Creates necessary directories and displays welcome information.
The optimizer is configured with default settings and can be customized
through the fit() method parameters.
"""
4.1.1.2. 核心方法#
4.1.1.2.1. fit()#
def fit(self, data_matrix, Measured_response, virtual_samples,
Mission='Regression', Classifier='GaussianProcess', noise_std=None,
Kriging_model=None, opt_num=1, min_search=True, CV_test=False,
Dynamic_W=False, seed=42, Normalize=True):
"""
Fit the Bayesian optimization model and recommend next experiments.
Parameters
----------
data_matrix : pandas.DataFrame
训练输入特征 (n_samples, n_features)
**必须是 DataFrame** - numpy 数组会导致 AttributeError
Measured_response : pandas.Series
训练目标值 (n_samples,)
**必须是 Series** - numpy 数组可能导致问题
virtual_samples : pandas.DataFrame
优化的候选点 (n_candidates, n_features)
**必须是 DataFrame** - numpy 数组会导致 AttributeError
Mission : str, default='Regression'
任务类型:'Regression' 或 'Classification'
Classifier : str, default='GaussianProcess'
用于分类:'GaussianProcess', 'LogisticRegression',
'NaiveBayes', 'SVM', 'RandomForest'
noise_std : float or ndarray, default=None
高斯过程的噪声水平。如果为 None,则自动估计
Kriging_model : str or callable, default=None
代理模型:'SVM', 'RF', 'AdaB', 'MLP' 或自定义模型
opt_num : int, default=1
下一次迭代推荐的候选数量
min_search : bool, default=True
True 表示最小化,False 表示最大化
CV_test : False, int, or 'LOOCV', default=False
交叉验证设置:
- False:无交叉验证(默认)
- int:k 折交叉验证(例如,10 表示 10 折)
- 'LOOCV':留一交叉验证
Dynamic_W : bool, default=False
是否应用动态重采样
seed : int, default=42
随机种子以确保可重复性
Normalize : bool, default=True
是否归一化输入数据
Returns
-------
Global_min or Global_max : optimization model
优化模型对象,包含以下方法和属性:
- EI():期望提升采集函数
- UCB():上置信界采集函数
- PoI():改进概率采集函数
- virtual_samples_mean:所有候选点的预测值
- virtual_samples_std:预测不确定性
- data_matrix:训练特征
- Measured_response:训练目标
Examples
--------
>>> from Bgolearn import BGOsampling
>>> import pandas as pd
>>> import numpy as np
>>>
>>> # Create sample data
>>> X = pd.DataFrame(np.random.randn(20, 3), columns=['x1', 'x2', 'x3'])
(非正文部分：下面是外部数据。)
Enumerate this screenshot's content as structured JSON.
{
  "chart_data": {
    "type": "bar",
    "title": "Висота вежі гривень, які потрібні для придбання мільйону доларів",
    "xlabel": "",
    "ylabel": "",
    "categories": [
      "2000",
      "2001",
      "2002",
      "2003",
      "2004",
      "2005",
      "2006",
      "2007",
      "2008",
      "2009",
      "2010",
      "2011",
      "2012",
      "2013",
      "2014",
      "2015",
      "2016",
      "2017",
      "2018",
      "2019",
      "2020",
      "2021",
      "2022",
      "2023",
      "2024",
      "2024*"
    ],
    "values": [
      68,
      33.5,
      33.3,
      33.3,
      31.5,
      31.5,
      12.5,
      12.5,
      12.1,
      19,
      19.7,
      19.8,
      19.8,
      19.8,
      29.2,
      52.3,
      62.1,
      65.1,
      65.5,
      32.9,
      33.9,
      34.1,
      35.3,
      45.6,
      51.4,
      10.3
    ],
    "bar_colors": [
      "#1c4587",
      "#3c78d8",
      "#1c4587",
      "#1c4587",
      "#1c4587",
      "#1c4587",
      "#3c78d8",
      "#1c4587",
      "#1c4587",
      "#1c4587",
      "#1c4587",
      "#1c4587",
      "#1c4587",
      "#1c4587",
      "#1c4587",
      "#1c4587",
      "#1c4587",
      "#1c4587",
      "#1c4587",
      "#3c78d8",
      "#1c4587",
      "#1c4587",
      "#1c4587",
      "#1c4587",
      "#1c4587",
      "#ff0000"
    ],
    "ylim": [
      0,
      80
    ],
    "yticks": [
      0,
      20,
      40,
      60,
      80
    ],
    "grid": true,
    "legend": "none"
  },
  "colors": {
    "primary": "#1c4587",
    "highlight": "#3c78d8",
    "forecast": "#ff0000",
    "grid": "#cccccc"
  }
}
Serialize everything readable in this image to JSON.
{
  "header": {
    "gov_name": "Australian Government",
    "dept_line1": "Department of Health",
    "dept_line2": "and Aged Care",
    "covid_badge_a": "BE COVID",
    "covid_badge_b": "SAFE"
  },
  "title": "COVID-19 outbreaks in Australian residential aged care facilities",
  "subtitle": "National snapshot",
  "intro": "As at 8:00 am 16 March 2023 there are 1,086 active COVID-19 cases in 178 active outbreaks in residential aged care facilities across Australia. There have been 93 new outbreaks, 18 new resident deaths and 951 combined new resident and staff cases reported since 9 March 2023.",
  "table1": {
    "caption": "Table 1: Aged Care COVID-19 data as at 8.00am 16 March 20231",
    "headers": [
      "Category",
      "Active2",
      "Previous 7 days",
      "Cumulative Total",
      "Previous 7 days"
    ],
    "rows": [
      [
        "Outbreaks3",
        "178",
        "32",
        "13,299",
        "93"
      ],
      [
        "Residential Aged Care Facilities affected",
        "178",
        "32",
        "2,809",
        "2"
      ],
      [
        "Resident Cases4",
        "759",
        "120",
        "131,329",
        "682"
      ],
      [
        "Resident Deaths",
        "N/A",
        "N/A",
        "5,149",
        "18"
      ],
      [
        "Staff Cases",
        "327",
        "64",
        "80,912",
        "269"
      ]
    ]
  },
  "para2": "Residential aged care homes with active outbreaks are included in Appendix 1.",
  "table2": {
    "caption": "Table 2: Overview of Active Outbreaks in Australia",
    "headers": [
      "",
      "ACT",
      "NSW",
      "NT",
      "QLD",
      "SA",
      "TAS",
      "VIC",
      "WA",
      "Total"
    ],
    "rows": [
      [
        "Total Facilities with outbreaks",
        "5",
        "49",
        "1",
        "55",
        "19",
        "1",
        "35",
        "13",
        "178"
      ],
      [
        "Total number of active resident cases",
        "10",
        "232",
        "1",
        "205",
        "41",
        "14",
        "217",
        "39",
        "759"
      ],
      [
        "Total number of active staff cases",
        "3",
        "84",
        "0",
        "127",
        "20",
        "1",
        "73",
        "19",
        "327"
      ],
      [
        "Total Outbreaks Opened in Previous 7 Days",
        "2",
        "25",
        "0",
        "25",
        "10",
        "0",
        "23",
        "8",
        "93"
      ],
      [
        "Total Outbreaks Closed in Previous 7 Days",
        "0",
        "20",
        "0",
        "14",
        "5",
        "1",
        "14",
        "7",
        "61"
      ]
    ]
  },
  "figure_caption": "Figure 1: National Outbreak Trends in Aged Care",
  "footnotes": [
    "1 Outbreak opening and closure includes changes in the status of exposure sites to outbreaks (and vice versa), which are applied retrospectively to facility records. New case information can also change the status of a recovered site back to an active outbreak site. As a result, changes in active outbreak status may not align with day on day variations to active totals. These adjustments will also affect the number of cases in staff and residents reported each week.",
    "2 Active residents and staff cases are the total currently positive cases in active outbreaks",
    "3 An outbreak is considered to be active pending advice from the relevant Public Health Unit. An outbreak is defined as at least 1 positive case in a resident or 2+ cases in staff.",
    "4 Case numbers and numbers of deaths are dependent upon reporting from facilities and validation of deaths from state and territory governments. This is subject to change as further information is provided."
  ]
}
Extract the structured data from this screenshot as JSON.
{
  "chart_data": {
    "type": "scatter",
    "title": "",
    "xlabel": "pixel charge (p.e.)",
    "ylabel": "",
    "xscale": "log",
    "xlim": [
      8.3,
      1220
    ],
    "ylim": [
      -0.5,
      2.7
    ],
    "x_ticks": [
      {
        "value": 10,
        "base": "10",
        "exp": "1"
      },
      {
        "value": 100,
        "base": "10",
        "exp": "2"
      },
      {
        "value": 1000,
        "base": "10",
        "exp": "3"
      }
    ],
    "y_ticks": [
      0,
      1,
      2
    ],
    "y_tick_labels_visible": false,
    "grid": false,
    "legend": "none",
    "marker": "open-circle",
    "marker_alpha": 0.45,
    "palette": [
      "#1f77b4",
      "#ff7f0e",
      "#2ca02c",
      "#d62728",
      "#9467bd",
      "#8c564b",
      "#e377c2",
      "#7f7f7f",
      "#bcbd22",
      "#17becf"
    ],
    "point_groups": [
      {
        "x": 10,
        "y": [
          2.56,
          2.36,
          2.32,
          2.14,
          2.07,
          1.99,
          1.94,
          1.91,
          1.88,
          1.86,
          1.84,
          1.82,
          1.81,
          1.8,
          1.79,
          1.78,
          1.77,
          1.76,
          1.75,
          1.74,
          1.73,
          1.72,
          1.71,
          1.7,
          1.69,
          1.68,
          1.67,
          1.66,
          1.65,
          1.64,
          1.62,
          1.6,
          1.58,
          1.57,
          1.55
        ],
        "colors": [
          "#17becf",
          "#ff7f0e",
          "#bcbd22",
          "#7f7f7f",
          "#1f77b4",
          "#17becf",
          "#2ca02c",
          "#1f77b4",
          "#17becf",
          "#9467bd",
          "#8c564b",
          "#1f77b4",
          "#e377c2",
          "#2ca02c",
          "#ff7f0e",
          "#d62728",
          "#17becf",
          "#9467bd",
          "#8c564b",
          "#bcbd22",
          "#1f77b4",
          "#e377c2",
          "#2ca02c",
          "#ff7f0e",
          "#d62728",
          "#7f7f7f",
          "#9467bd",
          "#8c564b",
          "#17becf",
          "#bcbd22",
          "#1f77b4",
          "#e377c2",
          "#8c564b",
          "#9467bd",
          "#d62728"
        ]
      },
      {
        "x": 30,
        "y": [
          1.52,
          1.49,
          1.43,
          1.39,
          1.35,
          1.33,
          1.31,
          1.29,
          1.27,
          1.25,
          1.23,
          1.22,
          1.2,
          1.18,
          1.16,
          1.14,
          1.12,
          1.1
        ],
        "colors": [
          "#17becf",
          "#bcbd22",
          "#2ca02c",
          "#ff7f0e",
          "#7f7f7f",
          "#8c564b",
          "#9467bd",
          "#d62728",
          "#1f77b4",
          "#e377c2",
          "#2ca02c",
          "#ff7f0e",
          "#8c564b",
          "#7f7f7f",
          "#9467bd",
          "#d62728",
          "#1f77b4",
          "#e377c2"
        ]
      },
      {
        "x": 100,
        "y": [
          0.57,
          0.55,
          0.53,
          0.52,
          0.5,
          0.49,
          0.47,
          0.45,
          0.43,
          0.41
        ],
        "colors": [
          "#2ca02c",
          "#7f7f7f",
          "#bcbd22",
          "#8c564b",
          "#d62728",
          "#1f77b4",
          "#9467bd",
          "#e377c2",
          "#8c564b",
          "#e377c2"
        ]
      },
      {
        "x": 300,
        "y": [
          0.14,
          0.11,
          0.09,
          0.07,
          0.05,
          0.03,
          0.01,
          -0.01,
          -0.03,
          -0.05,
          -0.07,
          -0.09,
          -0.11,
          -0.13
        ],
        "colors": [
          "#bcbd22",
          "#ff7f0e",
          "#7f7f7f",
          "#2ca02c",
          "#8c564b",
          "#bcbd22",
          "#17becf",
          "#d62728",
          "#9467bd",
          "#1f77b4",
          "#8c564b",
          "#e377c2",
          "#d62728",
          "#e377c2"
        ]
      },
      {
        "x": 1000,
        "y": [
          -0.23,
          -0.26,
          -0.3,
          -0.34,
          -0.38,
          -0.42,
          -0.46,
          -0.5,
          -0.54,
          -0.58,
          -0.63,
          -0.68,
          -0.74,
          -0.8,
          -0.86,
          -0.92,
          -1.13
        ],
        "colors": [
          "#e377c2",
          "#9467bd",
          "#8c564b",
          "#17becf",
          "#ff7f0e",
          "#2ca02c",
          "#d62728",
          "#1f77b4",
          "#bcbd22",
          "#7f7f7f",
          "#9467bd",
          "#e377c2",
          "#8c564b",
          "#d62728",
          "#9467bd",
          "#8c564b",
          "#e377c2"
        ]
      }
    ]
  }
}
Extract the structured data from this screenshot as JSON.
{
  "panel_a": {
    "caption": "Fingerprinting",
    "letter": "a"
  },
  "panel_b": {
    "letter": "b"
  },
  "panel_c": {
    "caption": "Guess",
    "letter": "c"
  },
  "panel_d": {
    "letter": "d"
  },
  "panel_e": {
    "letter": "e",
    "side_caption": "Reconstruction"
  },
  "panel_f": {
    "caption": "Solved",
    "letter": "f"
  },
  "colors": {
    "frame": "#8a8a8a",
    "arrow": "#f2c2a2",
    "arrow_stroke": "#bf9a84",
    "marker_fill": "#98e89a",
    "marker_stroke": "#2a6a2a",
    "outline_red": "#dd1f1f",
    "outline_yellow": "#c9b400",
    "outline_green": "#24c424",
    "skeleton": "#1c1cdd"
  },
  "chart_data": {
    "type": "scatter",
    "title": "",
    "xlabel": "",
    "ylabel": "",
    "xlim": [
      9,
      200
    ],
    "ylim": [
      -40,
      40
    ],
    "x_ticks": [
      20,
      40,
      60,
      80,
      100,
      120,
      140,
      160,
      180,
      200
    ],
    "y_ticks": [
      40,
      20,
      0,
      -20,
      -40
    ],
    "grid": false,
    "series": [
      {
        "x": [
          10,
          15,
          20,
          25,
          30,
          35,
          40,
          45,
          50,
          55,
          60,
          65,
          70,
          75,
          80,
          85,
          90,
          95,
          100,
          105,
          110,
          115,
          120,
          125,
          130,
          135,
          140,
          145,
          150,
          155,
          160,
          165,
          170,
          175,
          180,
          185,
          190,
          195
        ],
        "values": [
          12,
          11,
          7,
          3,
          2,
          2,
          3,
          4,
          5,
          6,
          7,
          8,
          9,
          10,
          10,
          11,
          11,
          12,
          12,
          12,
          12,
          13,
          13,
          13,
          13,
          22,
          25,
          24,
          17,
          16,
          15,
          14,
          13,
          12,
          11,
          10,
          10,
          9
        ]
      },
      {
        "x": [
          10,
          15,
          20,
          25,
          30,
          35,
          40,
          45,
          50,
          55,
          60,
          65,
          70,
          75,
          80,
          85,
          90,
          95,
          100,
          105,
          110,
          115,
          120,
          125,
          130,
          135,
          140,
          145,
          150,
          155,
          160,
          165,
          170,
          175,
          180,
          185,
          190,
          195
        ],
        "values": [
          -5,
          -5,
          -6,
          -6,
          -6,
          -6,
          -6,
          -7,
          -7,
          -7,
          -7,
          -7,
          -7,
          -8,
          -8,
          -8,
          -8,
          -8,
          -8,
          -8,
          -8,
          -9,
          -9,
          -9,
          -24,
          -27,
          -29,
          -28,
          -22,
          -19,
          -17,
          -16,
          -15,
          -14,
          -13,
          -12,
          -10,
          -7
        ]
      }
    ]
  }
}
>>> y = pd.Series(np.random.randn(20))
>>> candidates = pd.DataFrame(np.random.randn(100, 3), columns=['x1', 'x2', 'x3'])
>>>
>>> # Fit model
>>> optimizer = BGOsampling.Bgolearn()
>>> model = optimizer.fit(
... data_matrix=X, # Pass DataFrame directly
... Measured_response=y, # Pass Series directly
... virtual_samples=candidates, # Pass DataFrame directly
... opt_num=1,
... min_search=True
... )
>>>
>>> # Get recommendation using Expected Improvement
>>> ei_values, recommended_points = model.EI()
>>> next_experiment = recommended_points[0] # First recommendation
"""
4.2. 可用的采集函数(单目标)#
Bgolearn 支持多种采集函数用于不同的优化场景:
4.2.1. 核心采集函数#
4.2.1.1. 期望提升 (EI)#
EI:期望提升
Logarithmic EI:对 EI 应用对数变换
EI_plugin:基于插件的期望提升
Augmented_EI:带有附加参数的增强 EI
EQI:期望分位数提升
Reinterpolation_EI:基于重插值的 EI
4.2.1.2. 基于探索的函数#
UCB:上置信界
PoI:改进概率
4.2.1.3. 基于信息的函数#
PES:预测熵搜索
Knowledge_G:知识梯度
4.2.2. 在 fit() 方法中的使用#
采集函数在 fit() 方法期间自动选择和应用。优化过程内部使用这些函数来推荐下一个实验点。
# Example: Basic optimization with automatic acquisition function selection
from Bgolearn import BGOsampling
optimizer = BGOsampling.Bgolearn()
model = optimizer.fit(
data_matrix=X_train, # Pass DataFrame directly
Measured_response=y_train, # Pass Series directly
virtual_samples=X_candidates, # Pass DataFrame directly
opt_num=1, # Number of recommendations
min_search=True # Minimize objective, min_search=False for maximization
)
# Get the recommended point using EI
ei_values, recommended_points = model.EI()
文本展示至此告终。